Au-delà des clichés (« les gens pensent que buralistes, c’est juste tendre un paquet de cigarettes »), les deux partenaires décrivent un quotidien intense, enrichissant, mais parfois usant.
•• « On ne soupçonne pas le boulot administratif qu’il y a derrière. Ça demande de la rigueur, de l’organisation. Au début, on avait une employée, aujourd’hui on tourne à cinq ou six. Avant d’être des buralistes, on est des chefs d’entreprise et c’est valorisant. »
Cette année, la vente de tabac représente 48 % du chiffre d’affaires, contre 21 % pour les jeux de hasard, lotos ou grattage. La presse arrive loin derrière. Les colis ? « Ça paie l’équivalent d’un loyer » … Comme tous les buralistes, le duo se bat pour diversifier son activité : « il y a un maître-mot, c’est s’adapter. Il faut garder un coup d’avance ».

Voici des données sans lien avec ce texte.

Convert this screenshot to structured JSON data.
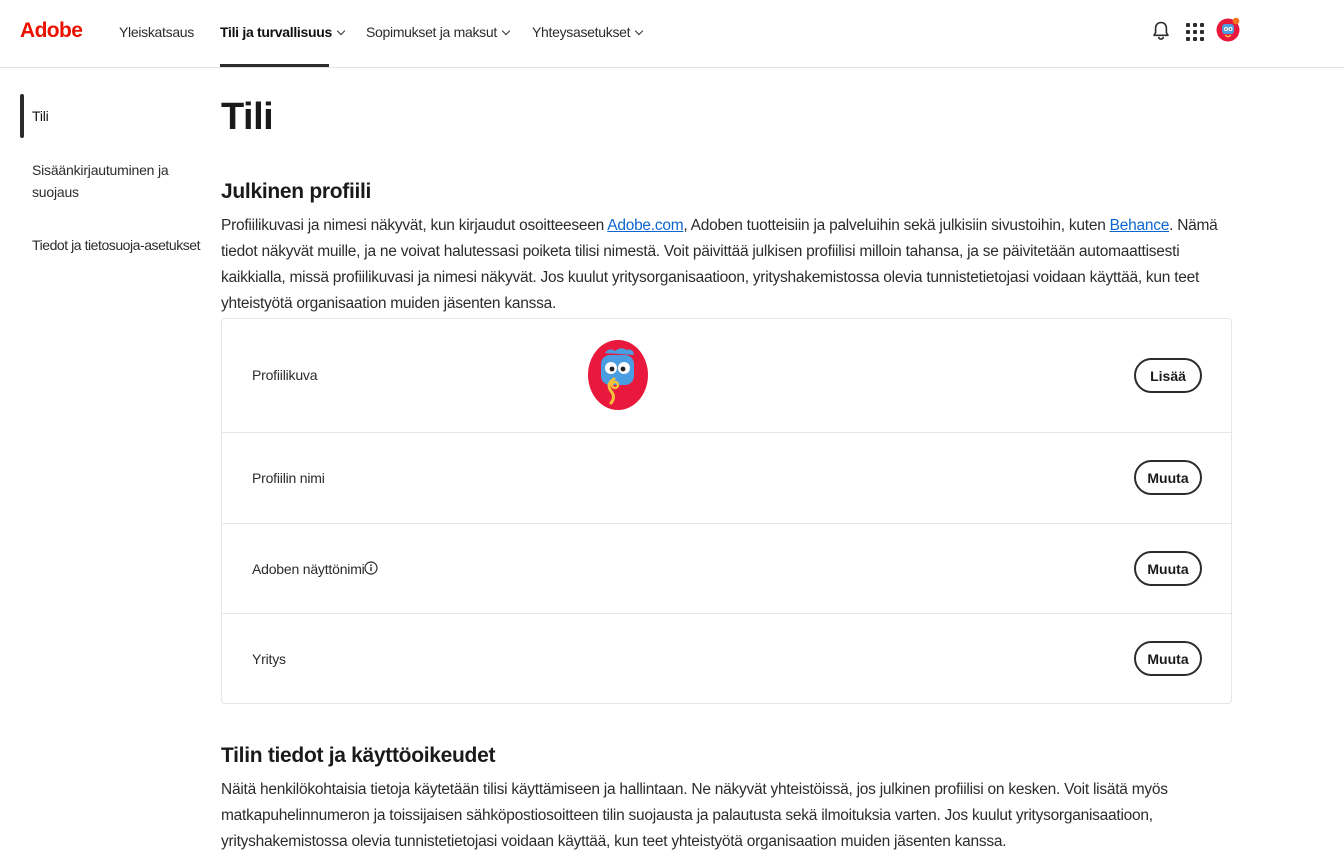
{
  "header": {
    "logo": "Adobe",
    "nav": [
      {
        "label": "Yleiskatsaus"
      },
      {
        "label": "Tili ja turvallisuus"
      },
      {
        "label": "Sopimukset ja maksut"
      },
      {
        "label": "Yhteysasetukset"
      }
    ],
    "icons": [
      "bell-icon",
      "apps-grid-icon",
      "avatar"
    ]
  },
  "sidebar": {
    "items": [
      {
        "label": "Tili"
      },
      {
        "label": "Sisäänkirjautuminen ja suojaus"
      },
      {
        "label": "Tiedot ja tietosuoja-asetukset"
      }
    ]
  },
  "main": {
    "title": "Tili",
    "public_profile": {
      "title": "Julkinen profiili",
      "desc_1": "Profiilikuvasi ja nimesi näkyvät, kun kirjaudut osoitteeseen ",
      "link_adobe": "Adobe.com",
      "desc_2": ", Adoben tuotteisiin ja palveluihin sekä julkisiin sivustoihin, kuten ",
      "link_behance": "Behance",
      "desc_3": ". Nämä tiedot näkyvät muille, ja ne voivat halutessasi poiketa tilisi nimestä. Voit päivittää julkisen profiilisi milloin tahansa, ja se päivitetään automaattisesti kaikkialla, missä profiilikuvasi ja nimesi näkyvät. Jos kuulut yritysorganisaatioon, yrityshakemistossa olevia tunnistetietojasi voidaan käyttää, kun teet yhteistyötä organisaation muiden jäsenten kanssa.",
      "rows": [
        {
          "label": "Profiilikuva",
          "button": "Lisää"
        },
        {
          "label": "Profiilin nimi",
          "button": "Muuta"
        },
        {
          "label": "Adoben näyttönimi",
          "button": "Muuta"
        },
        {
          "label": "Yritys",
          "button": "Muuta"
        }
      ]
    },
    "account_info": {
      "title": "Tilin tiedot ja käyttöoikeudet",
      "desc": "Näitä henkilökohtaisia tietoja käytetään tilisi käyttämiseen ja hallintaan. Ne näkyvät yhteistöissä, jos julkinen profiilisi on kesken. Voit lisätä myös matkapuhelinnumeron ja toissijaisen sähköpostiosoitteen tilin suojausta ja palautusta sekä ilmoituksia varten. Jos kuulut yritysorganisaatioon, yrityshakemistossa olevia tunnistetietojasi voidaan käyttää, kun teet yhteistyötä organisaation muiden jäsenten kanssa."
    }
  },
  "colors": {
    "brand": "#eb1000",
    "link": "#0d66d0",
    "text": "#2c2c2c",
    "border": "#e6e6e6"
  }
}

•• « Cette diversification est impérative pour nous ( …) Les clients doivent se rendre compte qu’ici, on ne vend pas que du tabac », ajoute l’un d’eux.
La défiance croissante de la société vis-à-vis des fumeurs pèse lourd. Et l’accroissement de la vente illicite de tabac dopé par internet, n’améliore pas les perspectives. « Pourquoi ne pas un jour nous autoriser à livrer du tabac ? On regagnerait les parts de marché qu’on nous vole » se mettent-ils à rêver.
Autre facteur à gérer, la baisse générale du pouvoir d’achat : « depuis notre comptoir, on sent le pouls de la société. Ça tire la langue. On le voit, on a moins d’achats additionnels, moins de gens qui prennent une confiserie, une boisson, un magazine ».
Paradoxalement, les jeux d’argent continuent, eux, de cartonner : « tant que la crise est là, les clients tentent leur chance. C’est une forme d’ascenseur social. La valeur travail ne vaut rien, tu travailles juste pour payer tes factures, alors que la Française des jeux vend du rêve », prolonge Simon.
•• Face aux difficultés, leur établissement a une stratégie. Celle du sourire. « Il faut avoir la fibre. Si un jour je n’ai plus envie, j’arrêterai. Je ne veux pas devenir un buraliste aigri, qui souffre quand il entre dans sa boutique » promet l’un, fier du rôle social joué par son tabac.
« On vend les mêmes produits aux mêmes prix qu’ailleurs, alors on essaie de faire la différence par l’accueil… Le sourire, c’est communicatif. Il faut rester joyeux ! » conclut l’autre.